I wonder if one of the reasons people pray prayers of lament is to check and see that God is still paying attention to them. Perhaps they are wondering about that, because with things getting so bad, maybe they feel that God isn’t looking out for them, that God has turned her attention elsewhere. Just the other day a friend of mine was telling me a story of a car accident that completely changed her life. She used the word “ruined.” It happened over 40 years ago. She was a young woman in her 20s and had worked and saved and had been accepted to nursing school in Florida. She packed up her things, left her apartment, and went to stay with a friend for a few days until it was time to head off to school. Her friend worked at a retirement home, and it was a hot day, and the ice machine at the home had broken and her friend felt badly about not being able to give ice to the people, so my friend offered to drive to the store and get some. And as she was crossing over the turnpike, her car stalled – she’d never had this trouble before – and a car came speeding up behind her and she thought she would die. She didn’t, but her neck was broken and it was a very long and painful recovery. She still suffers pain. A lawyer assured her that she would get a settlement, so that she could get all the help she needed to recover, so that she wouldn’t have to worry about work for quite some time, so that she would be able to go back to school when she was ready. But the driver of the other vehicle did not have insurance, and so she got nothing. She was homeless and injured and angry. When she was telling me about it, she made a point of saying how she’d gone out to do a kindness. I asked if she was angry with God about this accident, and she said she never had been, that God had been her refuge and her strength.

I was, frankly, surprised. I guess it was me who was angry with God about the accident. Why hadn’t God been paying attention? Why couldn’t her car have just made it across the turnpike before it stalled? Why was the ice machine broken? Why did the other driver have to be from a state that did not require insurance? It just seemed like God could have had a handle on some of that stuff. Do you ever ask yourself questions like that when bad break after bad break comes? I think the psalmist did. Listen to the cry – “Be gracious to me, O Lord.” The psalm is this great build up – yoo-hoo God, over here! Look at me, look at my terrible suffering. Do you see, really see, how much I am hurting? And then there is this lovely expression of trust – I trust in you, O Lord; I say, “You are my God.” I think there is probably some basis for that trust. The psalmist has called out to God before, like my friend had called out to God before – during a difficult and lonely childhood. The psalmist, and my friend, had experienced God’s face shining upon them, knew that God loved them and had confidence that God cared, that God listened, that God strengthened them.

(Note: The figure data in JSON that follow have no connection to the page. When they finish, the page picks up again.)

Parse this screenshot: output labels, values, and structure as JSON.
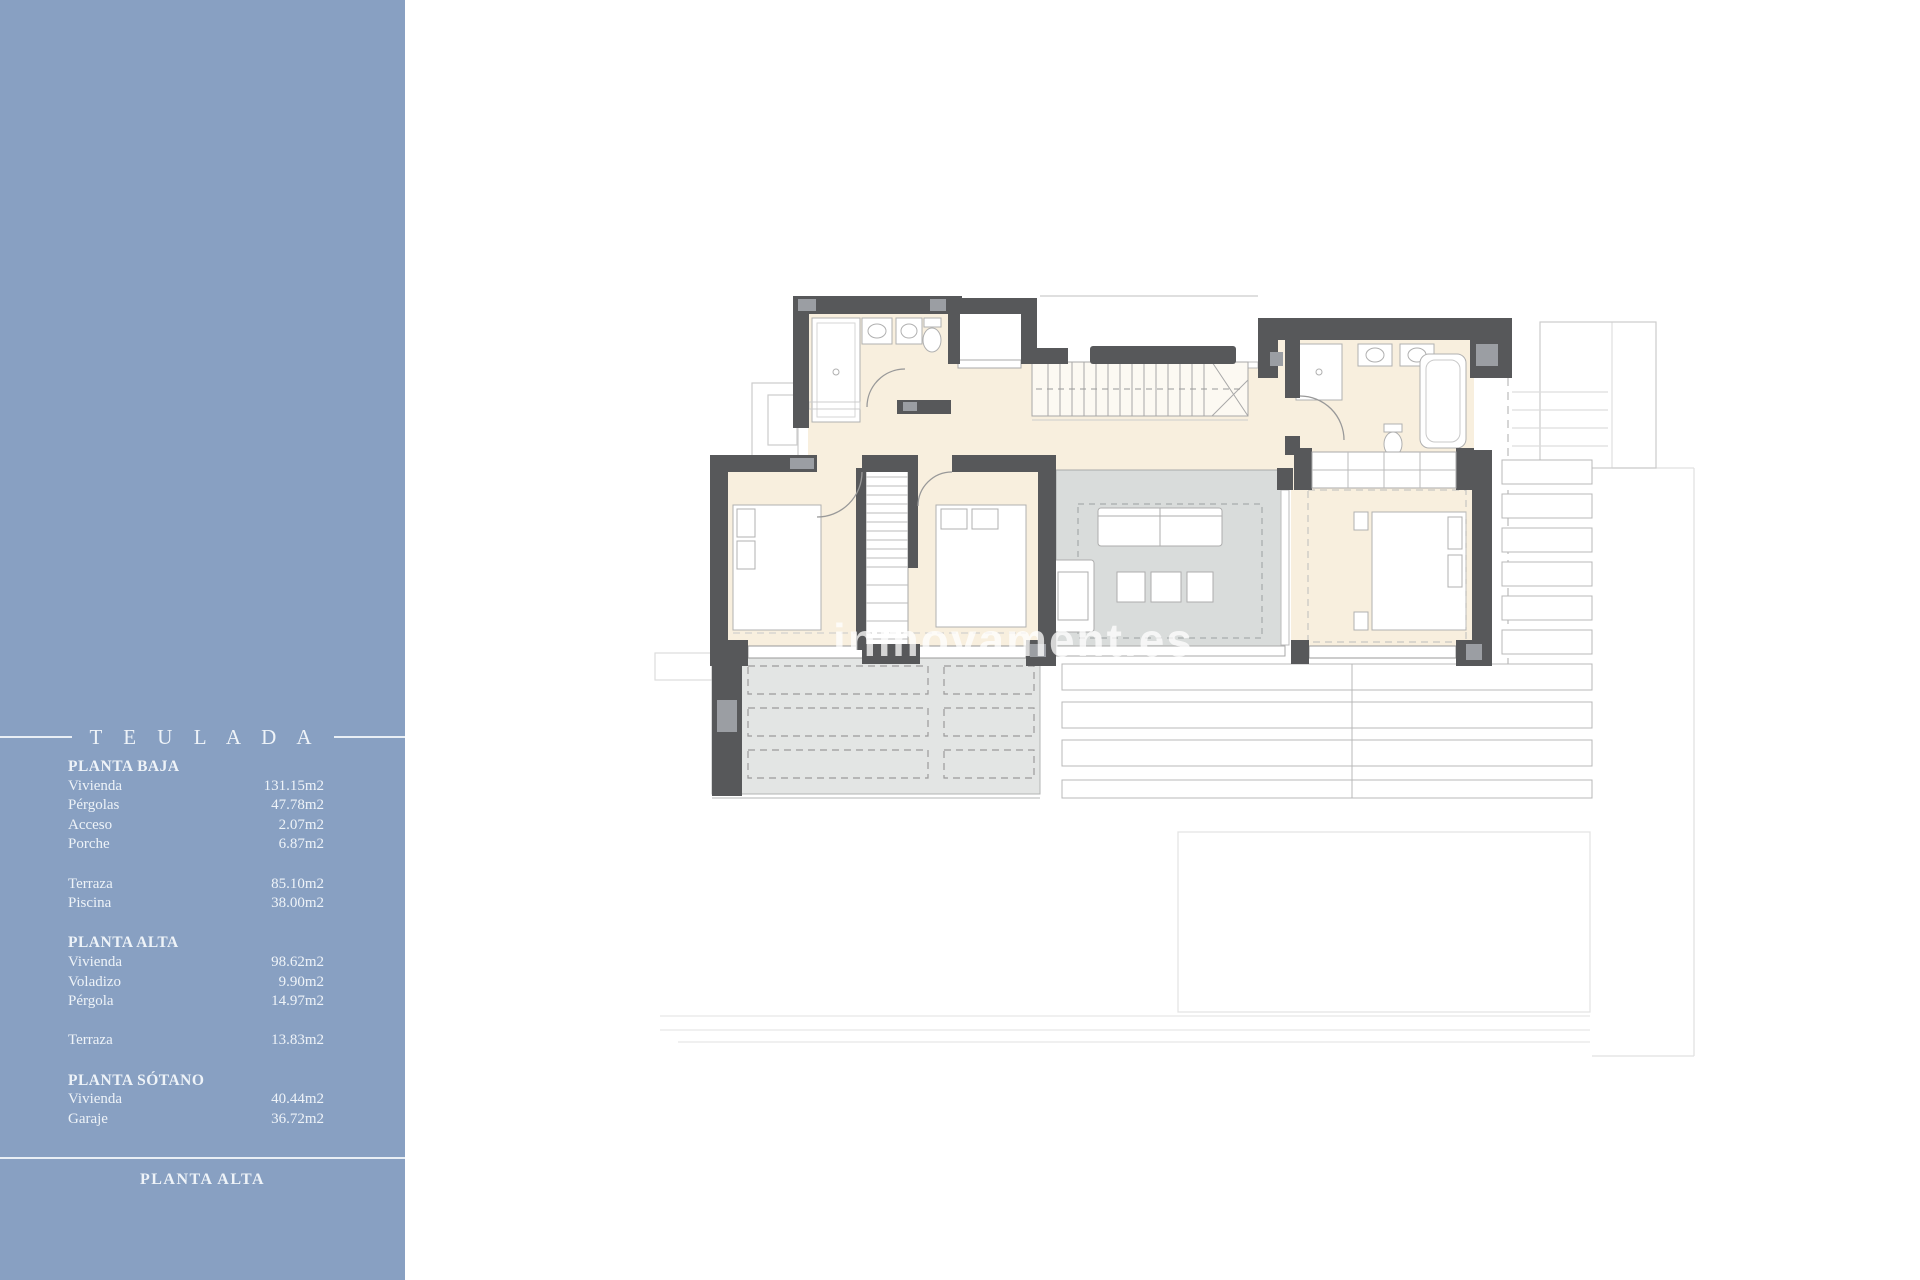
{
  "sidebar": {
    "header": "T E U L A D A",
    "sections": [
      {
        "title": "PLANTA BAJA",
        "items": [
          {
            "label": "Vivienda",
            "value": "131.15m2"
          },
          {
            "label": "Pérgolas",
            "value": "47.78m2"
          },
          {
            "label": "Acceso",
            "value": "2.07m2"
          },
          {
            "label": "Porche",
            "value": "6.87m2"
          }
        ]
      },
      {
        "title": "",
        "items": [
          {
            "label": "Terraza",
            "value": "85.10m2"
          },
          {
            "label": "Piscina",
            "value": "38.00m2"
          }
        ]
      },
      {
        "title": "PLANTA ALTA",
        "items": [
          {
            "label": "Vivienda",
            "value": "98.62m2"
          },
          {
            "label": "Voladizo",
            "value": "9.90m2"
          },
          {
            "label": "Pérgola",
            "value": "14.97m2"
          }
        ]
      },
      {
        "title": "",
        "items": [
          {
            "label": "Terraza",
            "value": "13.83m2"
          }
        ]
      },
      {
        "title": "PLANTA SÓTANO",
        "items": [
          {
            "label": "Vivienda",
            "value": "40.44m2"
          },
          {
            "label": "Garaje",
            "value": "36.72m2"
          }
        ]
      }
    ],
    "footer": "PLANTA ALTA"
  },
  "plan": {
    "watermark": "inmovament.es",
    "floor_shown": "PLANTA ALTA"
  },
  "colors": {
    "sidebar_bg": "#88a0c2",
    "sidebar_text": "#eef3f8",
    "wall": "#57585a",
    "wall_cap": "#9b9ea3",
    "floor_cream": "#f8efde",
    "living_gray": "#d9dcdb",
    "terrace_gray": "#e3e5e4",
    "outline_gray": "#b8b8b8",
    "watermark": "#ffffff"
  }
}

I chose the Gospel reading from Matthew, which is the end of the sermon of the mount, because I think this solid foundation that Jesus is talking about is not just taking Jesus’ advice to love an enemy, to give up your shirt as well as your cloak. I think the solid foundation is set when we seek to develop the same kind of relationship with God that Jesus had. That is the strong foundation, the rock that will hold up the house, the temple that we are, through any storm, through rain and flood and wind! God loves us and responds to us no matter what, but if we don’t trust it, if we don’t turn to God in times of trouble, we will never know that. We will never recognize it and see it. We will be trying to build the temple that we are on sand, and feel completely wiped out when hard times come.

To love God, to build ourselves on the rock of solid relationship with God, does not mean our lives will be free from storms. They will come for sure. But we have the chance always, through any storm and trial, to grow closer to God, to build that relationship ever stronger. And one way we do that is by asking for help, bringing our pain, our fear, even our self-pity, to the one who will help us bear up, the one who will indeed shine upon us. May it be so.